IBM's Cameron Wilkinson with the Chair Umpire Solution (CHUMP), used by chair umpires to track points, games and sets in real-time.

IBM's Cameron Wilkinson with the Chair Umpire Solution (CHUMP), used by chair umpires to track points, games and sets in real-time.

Also, Tennis Australia uses the information to improve its website and the event.

''We are seeing a huge increase in the volume of fan conversation via social media,'' Mahir says.

Tracking sentiment with the Fan Centre.

Tracking sentiment with the Fan Centre.

''Social-media insight has an increasingly important role in how Tennis Australia and other organisations make decisions and engage consumers.''

Sentiment analysis rates the popularity of players and indicates emerging public opinions and trends. From this, Tennis Australia can look at the topics that get fans talking online. The results will help it plan next year's tournament.

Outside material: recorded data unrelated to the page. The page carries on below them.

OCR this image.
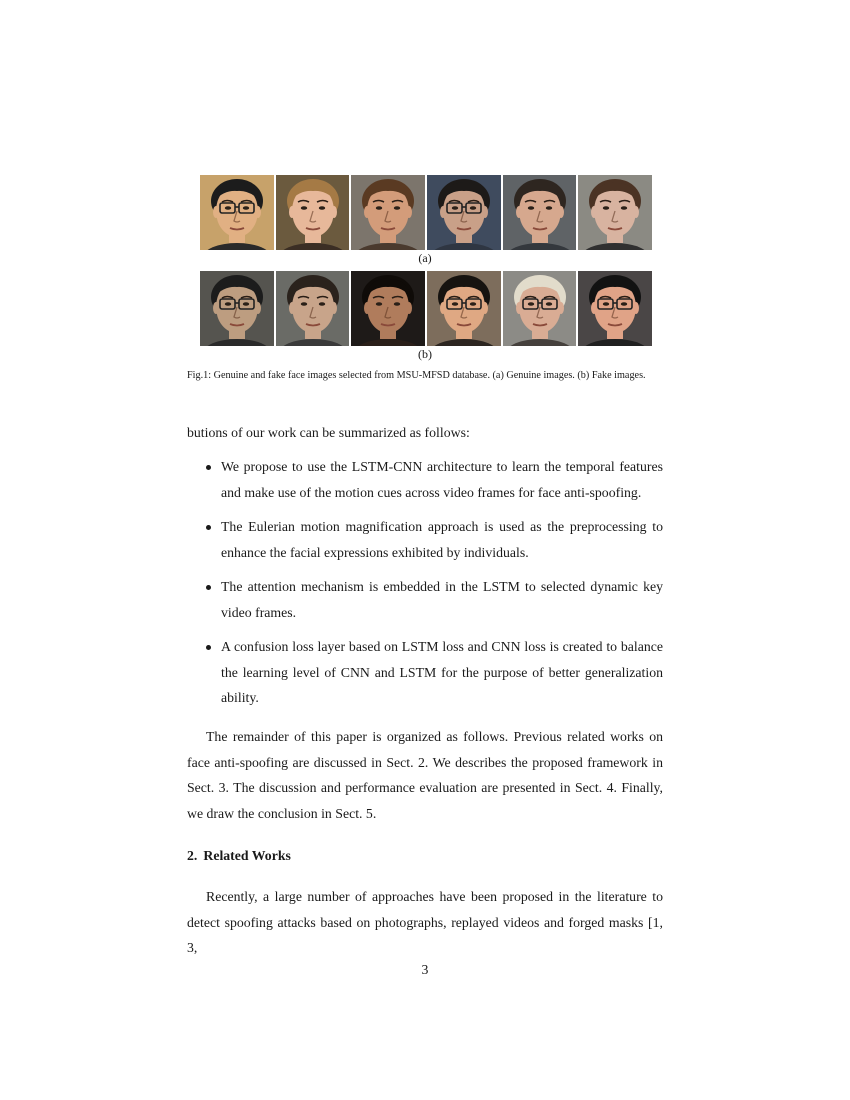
(a)
(b)
Fig.1: Genuine and fake face images selected from MSU-MFSD database. (a) Genuine images. (b) Fake images.
butions of our work can be summarized as follows:
We propose to use the LSTM-CNN architecture to learn the temporal features and make use of the motion cues across video frames for face anti-spoofing.
The Eulerian motion magnification approach is used as the preprocessing to enhance the facial expressions exhibited by individuals.
The attention mechanism is embedded in the LSTM to selected dynamic key video frames.
A confusion loss layer based on LSTM loss and CNN loss is created to balance the learning level of CNN and LSTM for the purpose of better generalization ability.
The remainder of this paper is organized as follows. Previous related works on face anti-spoofing are discussed in Sect. 2. We describes the proposed framework in Sect. 3. The discussion and performance evaluation are presented in Sect. 4. Finally, we draw the conclusion in Sect. 5.
2. Related Works
Recently, a large number of approaches have been proposed in the literature to detect spoofing attacks based on photographs, replayed videos and forged masks [1, 3,
3
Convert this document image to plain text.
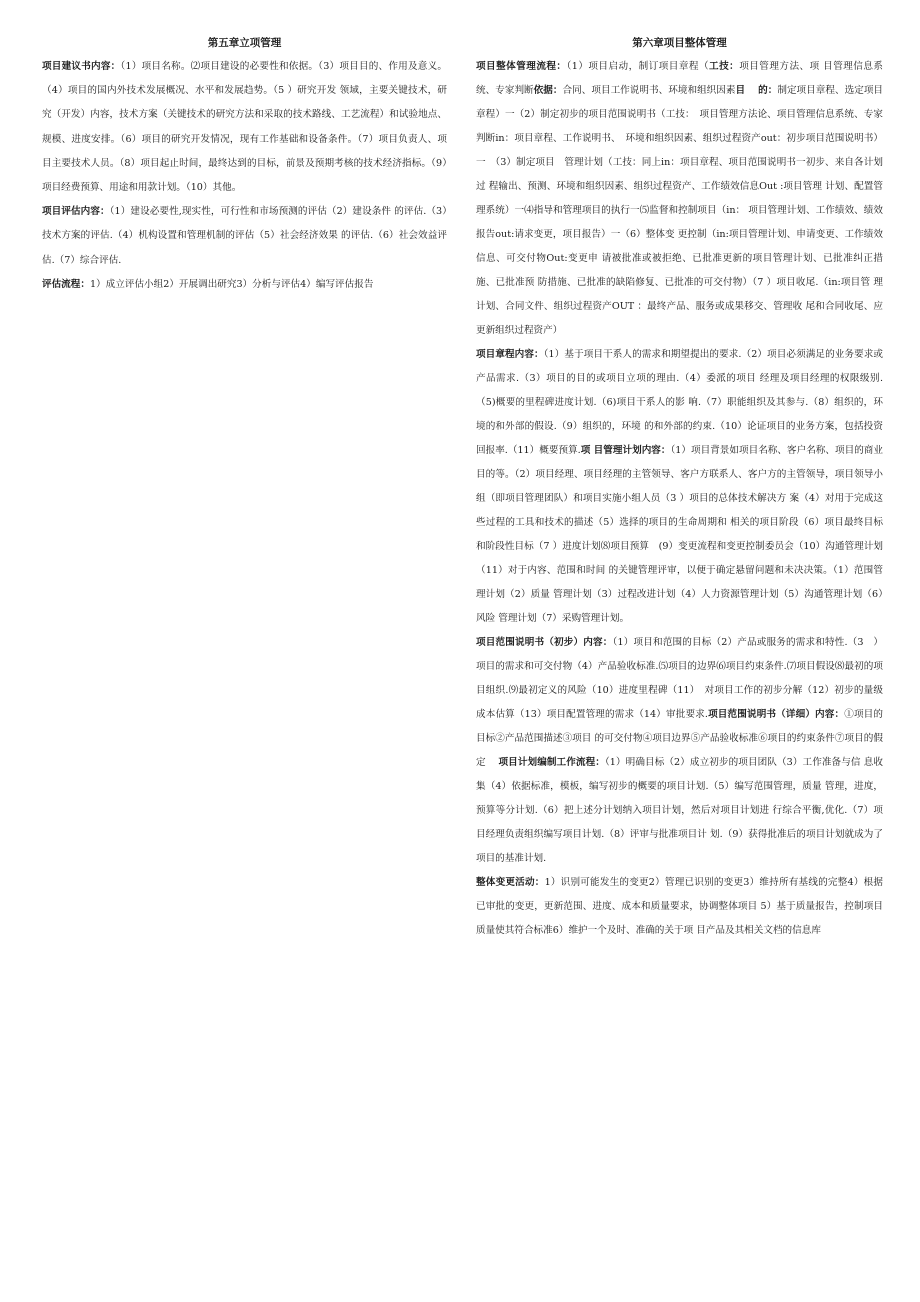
第五章立项管理

项目建议书内容：（1）项目名称。⑵项目建设的必要性和依据。（3）项目目的、作用及意义。（4）项目的国内外技术发展概况、水平和发展趋势。（5 ）研究开发 领域，主要关键技术，研究（开发）内容，技术方案（关键技术的研究方法和采取的技术路线、工艺流程）和试验地点、规模、进度安排。（6）项目的研究开发情况，现有工作基础和设备条件。（7）项目负责人、项目主要技术人员。（8）项目起止时间，最终达到的目标，前景及预期考核的技术经济指标。（9）项目经费预算、用途和用款计划。（10）其他。

项目评估内容：（1）建设必要性,现实性，可行性和市场预测的评估（2）建设条件 的评估.（3）技术方案的评估.（4）机构设置和管理机制的评估（5）社会经济效果 的评估.（6）社会效益评估.（7）综合评估.

评估流程：1）成立评估小组2）开展调出研究3）分析与评估4）编写评估报告

第六章项目整体管理

项目整体管理流程：（1）项目启动，制订项目章程（工技：项目管理方法、项 目管理信息系统、专家判断依据：合同、项目工作说明书、环境和组织因素目　 的：制定项目章程、选定项目章程）一（2）制定初步的项目范围说明书（工技：　项目管理方法论、项目管理信息系统、专家判断in：项目章程、工作说明书、　环境和组织因素、组织过程资产out：初步项目范围说明书）一　（3）制定项目　管理计划（工技：同上in：项目章程、项目范围说明书一初步、来自各计划过 程输出、预测、环境和组织因素、组织过程资产、工作绩效信息Out :项目管理 计划、配置管理系统）一⑷指导和管理项目的执行一⑸监督和控制项目（in： 项目管理计划、工作绩效、绩效报告out:请求变更，项目报告）一（6）整体变 更控制（in:项目管理计划、申请变更、工作绩效信息、可交付物Out:变更申 请被批准或被拒绝、已批准更新的项目管理计划、已批准纠正措施、已批准预 防措施、已批准的缺陷修复、已批准的可交付物）（7 ）项目收尾.（in:项目管 理计划、合同文件、组织过程资产OUT ：最终产品、服务或成果移交、管理收 尾和合同收尾、应更新组织过程资产）

项目章程内容：（1）基于项目干系人的需求和期望提出的要求.（2）项目必须满足的业务要求或产品需求.（3）项目的目的或项目立项的理由.（4）委派的项目 经理及项目经理的权限级别.（5)概要的里程碑进度计划.（6)项目干系人的影 响.（7）职能组织及其参与.（8）组织的，环境的和外部的假设.（9）组织的，环境 的和外部的约束.（10）论证项目的业务方案，包括投资回报率.（11）概要预算.项 目管理计划内容：（1）项目背景如项目名称、客户名称、项目的商业目的等。（2）项目经理、项目经理的主管领导、客户方联系人、客户方的主管领导，项目领导小组（即项目管理团队）和项目实施小组人员（3 ）项目的总体技术解决方 案（4）对用于完成这些过程的工具和技术的描述（5）选择的项目的生命周期和 相关的项目阶段（6）项目最终目标和阶段性目标（7 ）进度计划⑻项目预算　(9）变更流程和变更控制委员会（10）沟通管理计划（11）对于内容、范围和时间 的关键管理评审，以便于确定悬留问题和未决决策。（1）范围管理计划（2）质量 管理计划（3）过程改进计划（4）人力资源管理计划（5）沟通管理计划（6）风险 管理计划（7）采购管理计划。

项目范围说明书（初步）内容：（1）项目和范围的目标（2）产品或服务的需求和特性.（3　）项目的需求和可交付物（4）产品验收标准.⑸项目的边界⑹项目约束条件.⑺项目假设⑻最初的项目组织.⑼最初定义的风险（10）进度里程碑（11）　对项目工作的初步分解（12）初步的量级成本估算（13）项目配置管理的需求（14）审批要求.项目范围说明书（详细）内容：①项目的目标②产品范围描述③项目 的可交付物④项目边界⑤产品验收标准⑥项目的约束条件⑦项目的假定　 项目计划编制工作流程：（1）明确目标（2）成立初步的项目团队（3）工作准备与信 息收集（4）依据标准，模板，编写初步的概要的项目计划.（5）编写范围管理，质量 管理，进度，预算等分计划.（6）把上述分计划纳入项目计划，然后对项目计划进 行综合平衡,优化.（7）项目经理负责组织编写项目计划.（8）评审与批准项目计 划.（9）获得批准后的项目计划就成为了项目的基准计划.

整体变更活动：1）识别可能发生的变更2）管理已识别的变更3）维持所有基线的完整4）根据已审批的变更，更新范围、进度、成本和质量要求，协调整体项目 5）基于质量报告，控制项目质量使其符合标准6）维护一个及时、准确的关于项 目产品及其相关文档的信息库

IBM has applied similar techniques to gauge sentiment about the Oscars, the US Super Bowl and Major League Baseball, to identify social-media trends and better understand public opinions.

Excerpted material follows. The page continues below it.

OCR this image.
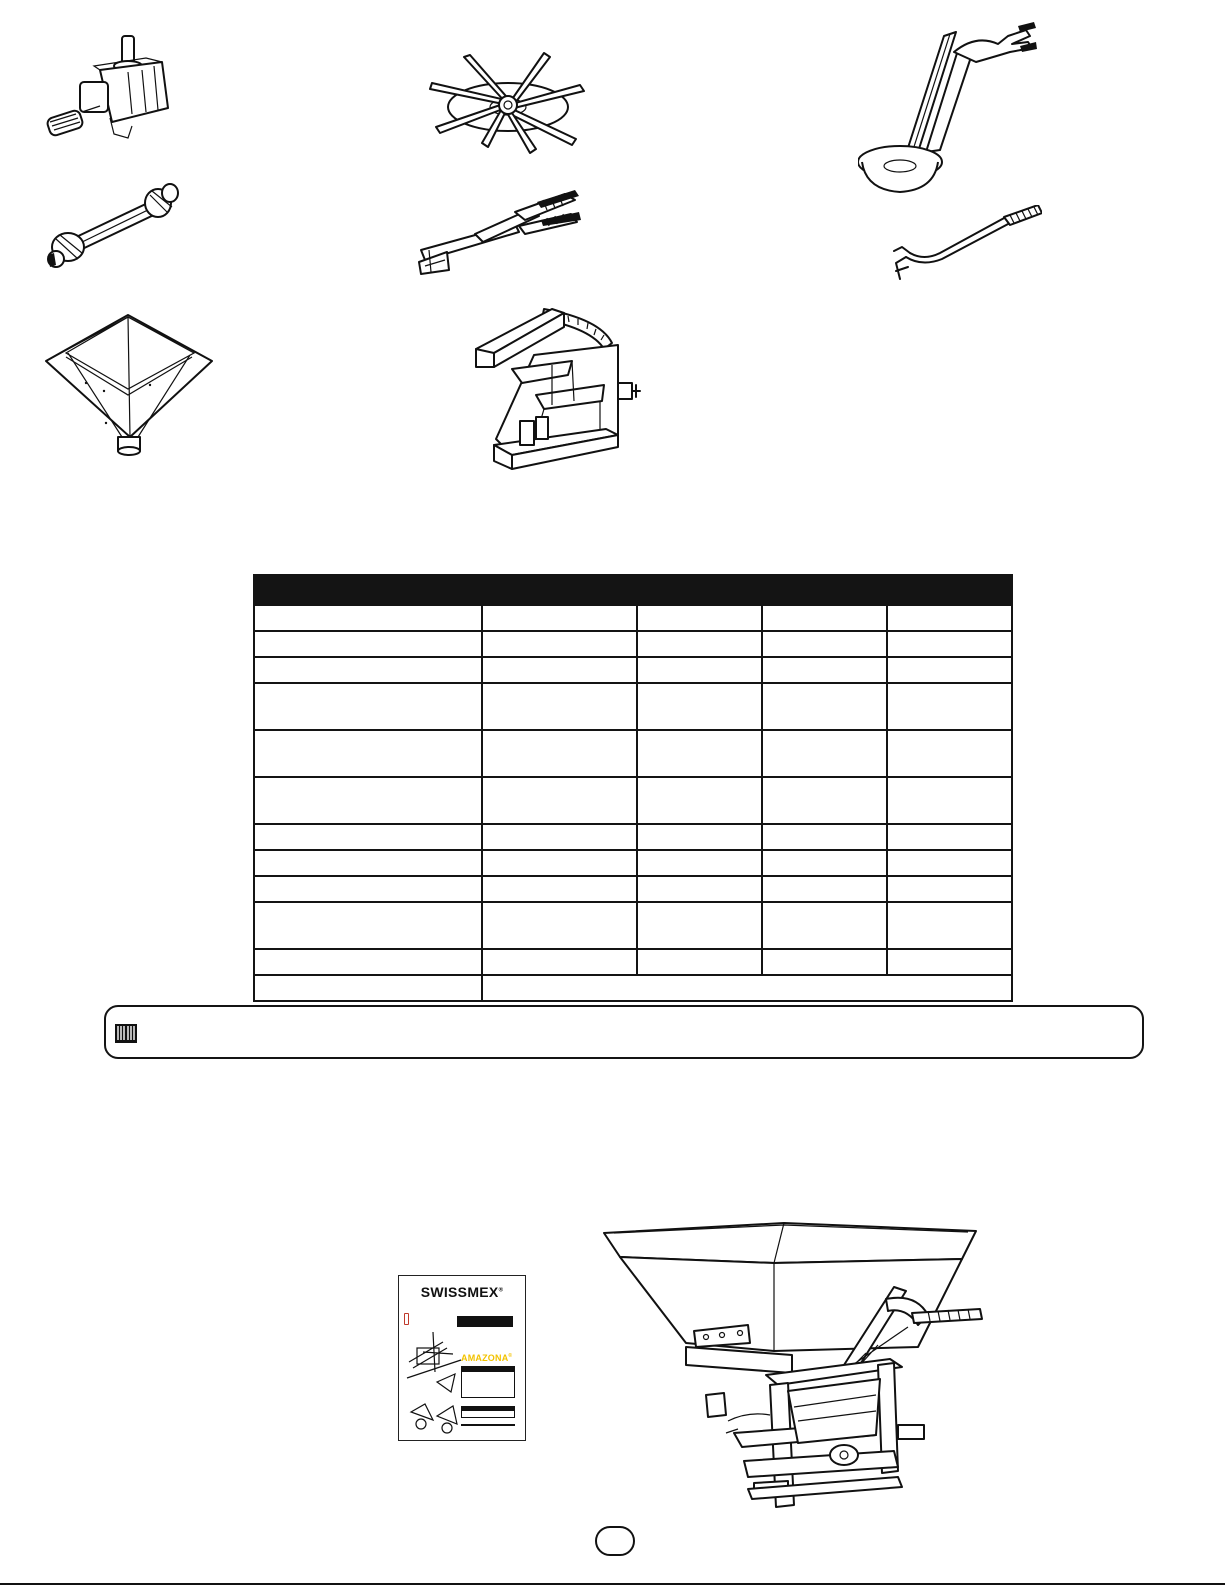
SWISSMEX®
AMAZONA®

Tracking social media also helps IBM allocate computer resources at the Australian Open. For the two weeks of the tournament, increased website traffic is expected. But by tracking usage of social media, organisations such as Tennis Australia can try to anticipate spikes in activity. At this year's Open, IBM is using predictive software to determine when the official website needs more resources to avoid grinding to a halt in peak periods.

This is the first tennis grand slam event to deploy the predictive provisioning technology, which predicts demand and automatically assigns, ahead of time, the computing power needed to support the website, based on information such as historical data, match schedules, player popularity, and trends gauged from social-media activity.

''With analytics, we can help predict when demand is expected to spike, such as when a crowd favourite goes on court to compete,''

Mahir says. Extra computing resources can come online within three minutes. ''This means fans can expect real-time access to more dynamic content, even during the busiest periods of the competition,'' he says.

Tech progress

1993 Speed serve system begins.

1994 Public touch-screen information kiosks.

1996 Australian Open website launch.

1999 A tennis grand slam first, desktop computer access to match data.

2007 More efficient management of computer workloads.

2008 Real-time statistics presented visually through Slamtracker.

2010 Website hosted by IBM.

2012 Keys to the Match, what players need to do to win a match, introduced on Slamtracker.

2013 Social Sentiment Index and predictive computer resource provisioning technology.

Cynthia Karena attended the Australian Open as a guest of IBM.